Nigel Mansell's parting gesture to his colleague, Riccardo Patrese, was not enough to give the Italian the maiden victory he craved in his home race. The world champion handed over the lead, as he had promised, and settled into his job of riding 'shotgun'.

Eleven laps from the end, however, Mansell had to retire, stuck in sixth gear, and then Patrese's active suspension system developed a problem which forced him to drop back into fifth place.

Michael Schumacher, Brundle's Benetton-Ford team-mate, was third, a result which lifts him to second place in the championship, above Senna and Patrese. Gerhard Berger, Senna's McLaren-Honda partner, finished fourth after starting in the pit lane in the spare car. Andrea de Cesaris, in a Tyrrell-Ilmor, was sixth.

Mansell started like a man intent on making a point to his team as well as achieving a record ninth victory of the season, while Senna out-manoeuvred Patrese into the first chicane and held that advantage until the 14th lap. The Englishman, meanwhile, opened up a comfortable lead. Unbeknown to onlookers, however, he was merely paving the way for Patrese, and, next time round, he duly allowed his partner through. The pair then gave a demonstration run in high-speed formation.

'Riccardo asked me before the race if I was willing to co-operate to let him win his home grand prix and I knew how much it would have meant to him,' Mansell explained. 'He said he would co-operate, if necessary, to help me get that ninth win at the next race, in Portugal, and I was happy to co- operate.

'The car was good and I was able to pull away, and after Riccardo went through I rode shotgun for him. I tried to encourage him to go quicker because Senna was getting closer, but had no intention of overtaking. Then the pressure accumulator for my gearbox faltered and I had no hydraulic pressure. I was stuck in sixth and had no choice but to retire.'

For Mansell it was only his second retirement and his first through mechanical failure this season. Patrese was at least able to salvage a couple of points, but those will scarcely console him.

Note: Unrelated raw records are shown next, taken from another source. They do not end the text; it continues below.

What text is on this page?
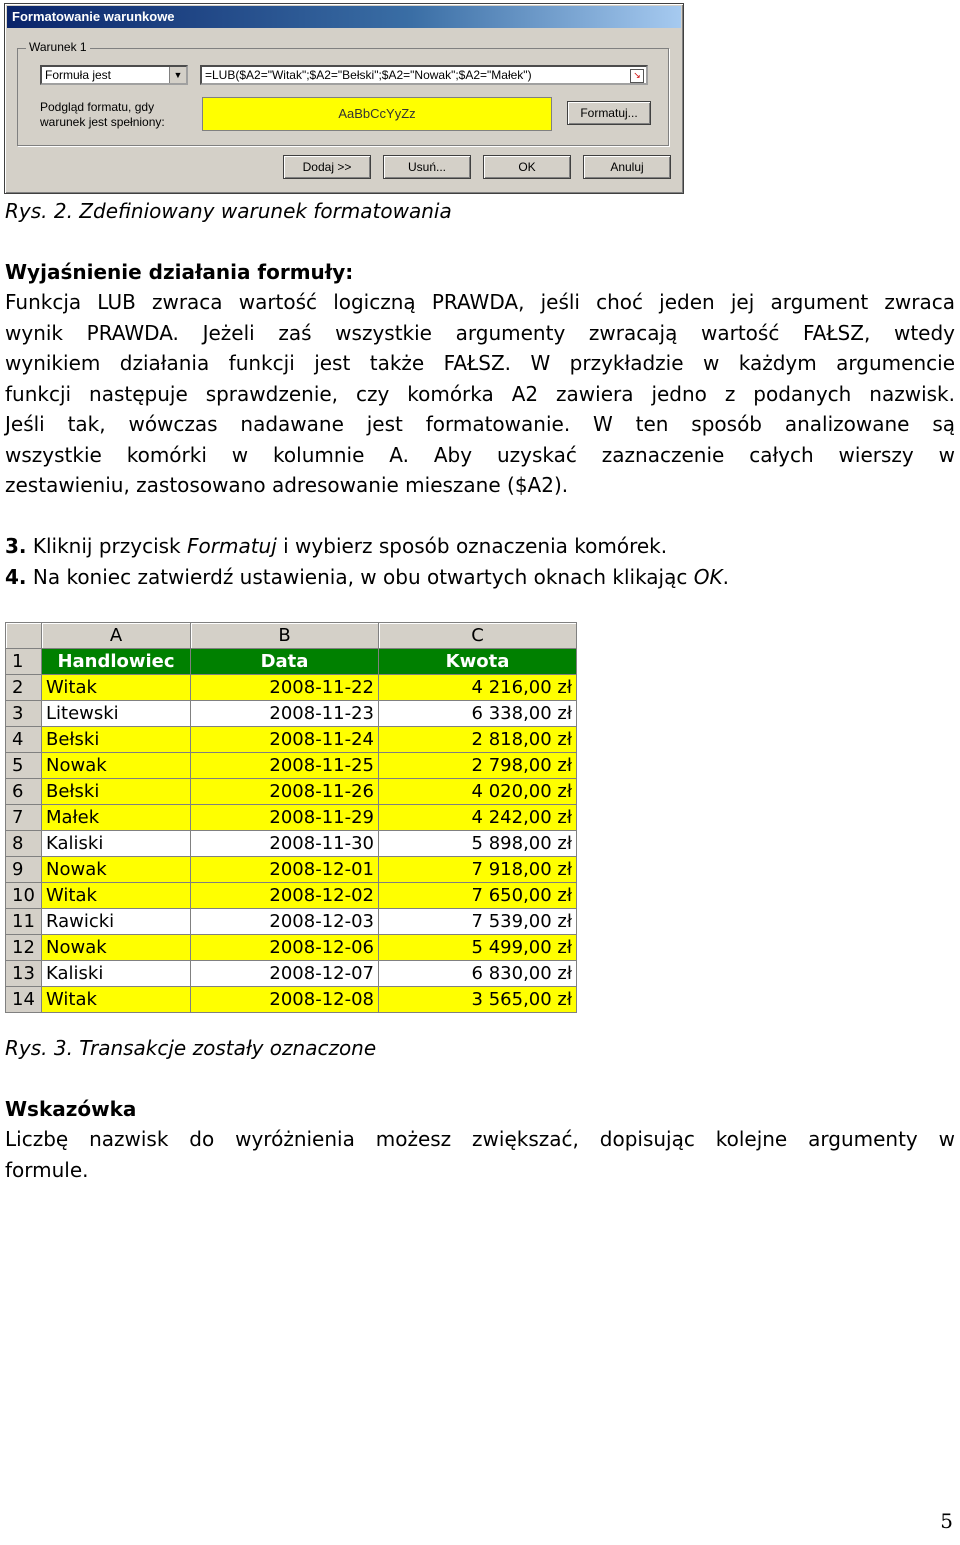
Formatowanie warunkowe
Warunek 1
Formuła jest	▼	=LUB($A2="Witak";$A2="Bełski";$A2="Nowak";$A2="Małek")	↘
Podgląd formatu, gdy
warunek jest spełniony:
AaBbCcYyZz	Formatuj...
Dodaj >>	Usuń...	OK	Anuluj
Rys. 2. Zdefiniowany warunek formatowania
Wyjaśnienie działania formuły:
Funkcja LUB zwraca wartość logiczną PRAWDA, jeśli choć jeden jej argument zwraca
wynik PRAWDA. Jeżeli zaś wszystkie argumenty zwracają wartość FAŁSZ, wtedy
wynikiem działania funkcji jest także FAŁSZ. W przykładzie w każdym argumencie
funkcji następuje sprawdzenie, czy komórka A2 zawiera jedno z podanych nazwisk.
Jeśli tak, wówczas nadawane jest formatowanie. W ten sposób analizowane są
wszystkie komórki w kolumnie A. Aby uzyskać zaznaczenie całych wierszy w
zestawieniu, zastosowano adresowanie mieszane ($A2).
3. Kliknij przycisk Formatuj i wybierz sposób oznaczenia komórek.
4. Na koniec zatwierdź ustawienia, w obu otwartych oknach klikając OK.
	A	B	C
1	Handlowiec	Data	Kwota
2	Witak	2008-11-22	4 216,00 zł
3	Litewski	2008-11-23	6 338,00 zł
4	Bełski	2008-11-24	2 818,00 zł
5	Nowak	2008-11-25	2 798,00 zł
6	Bełski	2008-11-26	4 020,00 zł
7	Małek	2008-11-29	4 242,00 zł
8	Kaliski	2008-11-30	5 898,00 zł
9	Nowak	2008-12-01	7 918,00 zł
10	Witak	2008-12-02	7 650,00 zł
11	Rawicki	2008-12-03	7 539,00 zł
12	Nowak	2008-12-06	5 499,00 zł
13	Kaliski	2008-12-07	6 830,00 zł
14	Witak	2008-12-08	3 565,00 zł
Rys. 3. Transakcje zostały oznaczone
Wskazówka
Liczbę nazwisk do wyróżnienia możesz zwiększać, dopisując kolejne argumenty w
formule.
5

Senna, who had sufficient pace and determination to keep the Williams pair within his sights, was there to take his opportunity. It was his third win of the season and 36th of his career.

Brundle has finished second before, although the official records do not acknowledge the fact. His endeavours at Detroit, in 1984, were rendered fruitless because of fuel irregularities. This time there were no complications, simply the satisfaction of delivering an excellent result after being released by the Benetton-Ford team.

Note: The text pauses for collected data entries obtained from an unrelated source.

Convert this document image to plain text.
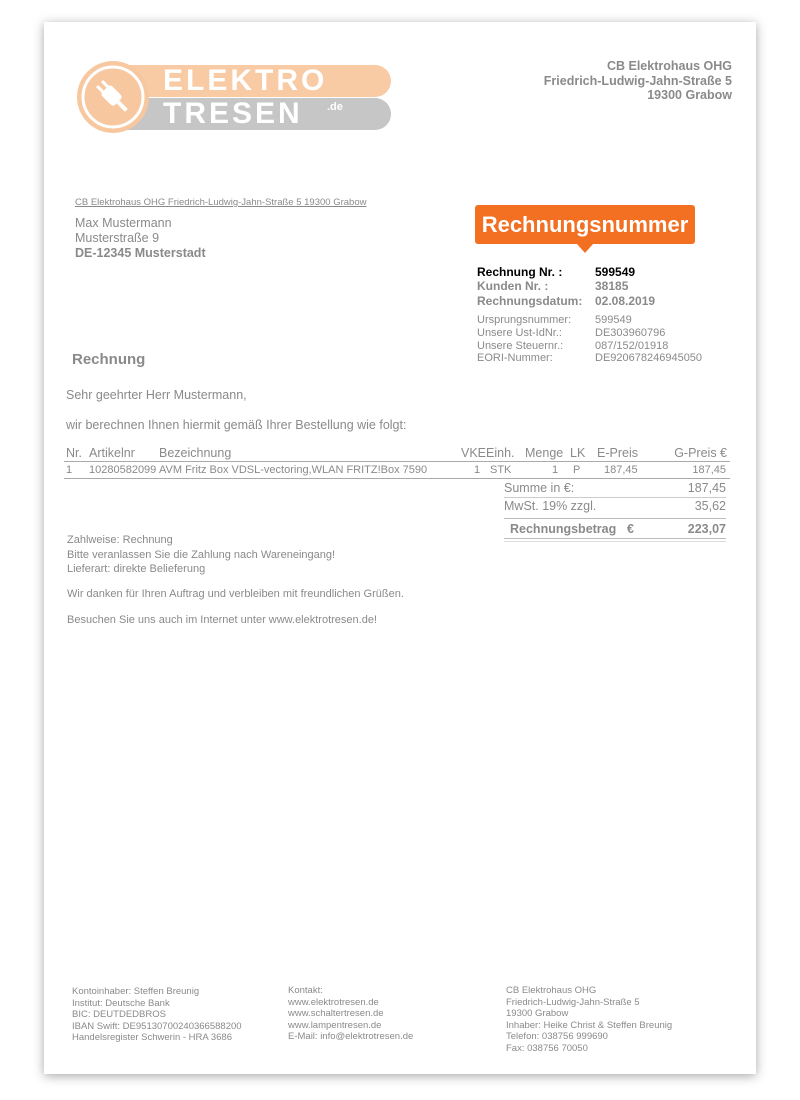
ELEKTRO
TRESEN .de
CB Elektrohaus OHG
Friedrich-Ludwig-Jahn-Straße 5
19300 Grabow
CB Elektrohaus OHG Friedrich-Ludwig-Jahn-Straße 5 19300 Grabow
Max Mustermann
Musterstraße 9
DE-12345 Musterstadt
Rechnungsnummer
Rechnung Nr. :	599549
Kunden Nr. :	38185
Rechnungsdatum: 02.08.2019
Ursprungsnummer: 599549
Unsere Ust-IdNr.:	DE303960796
Unsere Steuernr.:	087/152/01918
EORI-Nummer:	DE920678246945050
Rechnung
Sehr geehrter Herr Mustermann,
wir berechnen Ihnen hiermit gemäß Ihrer Bestellung wie folgt:
Nr. Artikelnr Bezeichnung	VKE Einh. Menge LK E-Preis	G-Preis €
1 10280582099 AVM Fritz Box VDSL-vectoring,WLAN FRITZ!Box 7590	1 STK	1 P 187,45	187,45
Summe in €:	187,45
MwSt. 19% zzgl.	35,62
Rechnungsbetrag €	223,07
Zahlweise: Rechnung
Bitte veranlassen Sie die Zahlung nach Wareneingang!
Lieferart: direkte Belieferung
Wir danken für Ihren Auftrag und verbleiben mit freundlichen Grüßen.
Besuchen Sie uns auch im Internet unter www.elektrotresen.de!
Kontoinhaber: Steffen Breunig
Institut: Deutsche Bank
BIC: DEUTDEDBROS
IBAN Swift: DE95130700240366588200
Handelsregister Schwerin - HRA 3686
Kontakt:
www.elektrotresen.de
www.schaltertresen.de
www.lampentresen.de
E-Mail: info@elektrotresen.de
CB Elektrohaus OHG
Friedrich-Ludwig-Jahn-Straße 5
19300 Grabow
Inhaber: Heike Christ & Steffen Breunig
Telefon: 038756 999690
Fax: 038756 70050
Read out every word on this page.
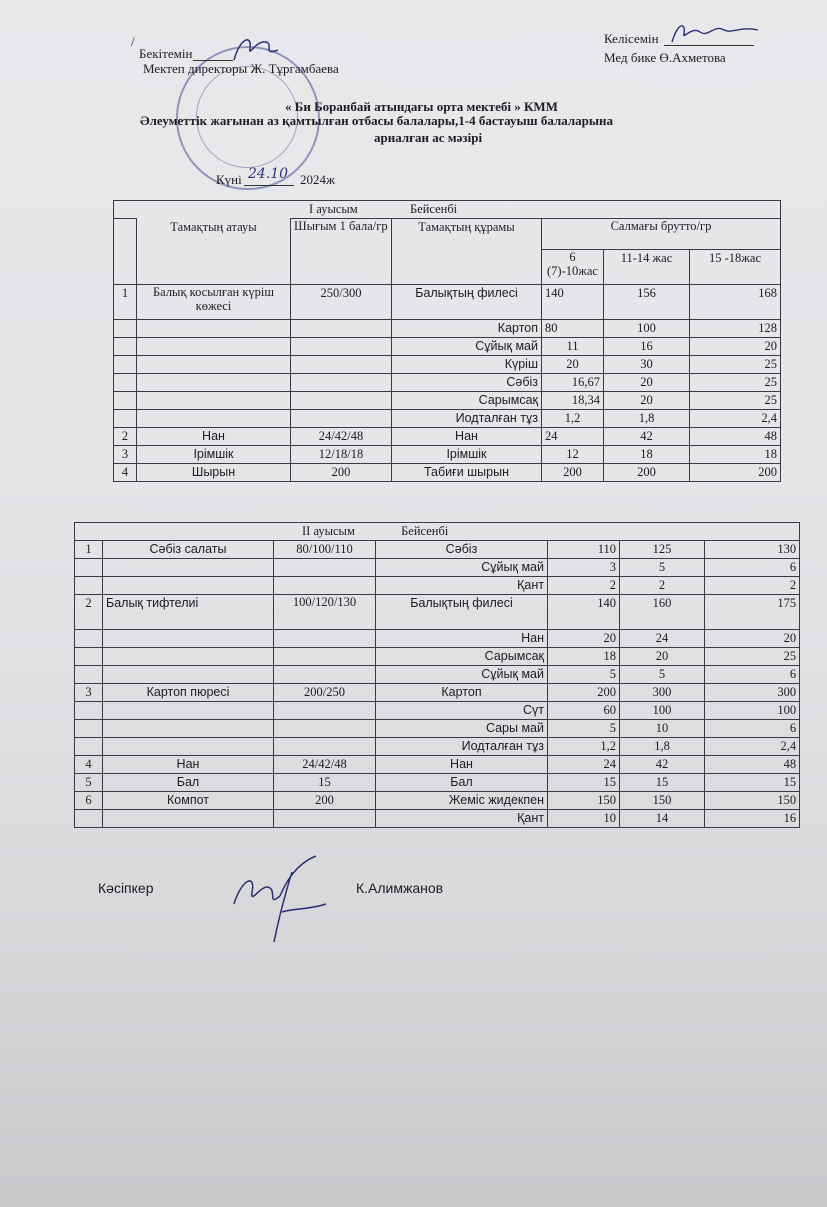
/
Бекітемін
Мектеп директоры Ж. Тұргамбаева
Келісемін
Мед бике Ө.Ахметова
« Би Боранбай атындағы орта мектебі » КММ
Әлеуметтік жағынан аз қамтылған отбасы балалары,1-4 бастауыш балаларына
арналған ас мәзірі
Күні 24.10 2024ж
I ауысым Бейсенбі						
	Тамақтың атауы	Шығым 1 бала/гр	Тамақтың құрамы	Салмағы брутто/гр		
				6 (7)-10жас	11-14 жас	15 -18жас
1	Балық косылған күріш көжесі	250/300	Балықтың филесі	140	156	168
			Картоп	80	100	128
			Сұйық май	11	16	20
			Күріш	20	30	25
			Сәбіз	16,67	20	25
			Сарымсақ	18,34	20	25
			Иодталған тұз	1,2	1,8	2,4
2	Нан	24/42/48	Нан	24	42	48
3	Ірімшік	12/18/18	Ірімшік	12	18	18
4	Шырын	200	Табиғи шырын	200	200	200
II ауысым Бейсенбі						
1	Сәбіз салаты	80/100/110	Сәбіз	110	125	130
			Сұйық май	3	5	6
			Қант	2	2	2
2	Балық тифтелиі	100/120/130	Балықтың филесі	140	160	175
			Нан	20	24	20
			Сарымсақ	18	20	25
			Сұйық май	5	5	6
3	Картоп пюресі	200/250	Картоп	200	300	300
			Сүт	60	100	100
			Сары май	5	10	6
			Иодталған тұз	1,2	1,8	2,4
4	Нан	24/42/48	Нан	24	42	48
5	Бал	15	Бал	15	15	15
6	Компот	200	Жеміс жидекпен	150	150	150
			Қант	10	14	16
Кәсіпкер	К.Алимжанов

'It's been a good race for me and, with three more races left, hopefully there are more good results to come,' the 33-year-old driver from King's Lynn said. 'It's a sad day for British motor racing with Nigel retiring, but I hope I put a few smiles back on British faces.'

Schumacher was smiling, too, content with third place after running into the back of Thierry Boutsen's Ligier-Renault and stopping for repairs at the end of the first lap. Britain's other driver, Johnny Herbert, was again left frustrated, having to park his Lotus-Ford with engine trouble.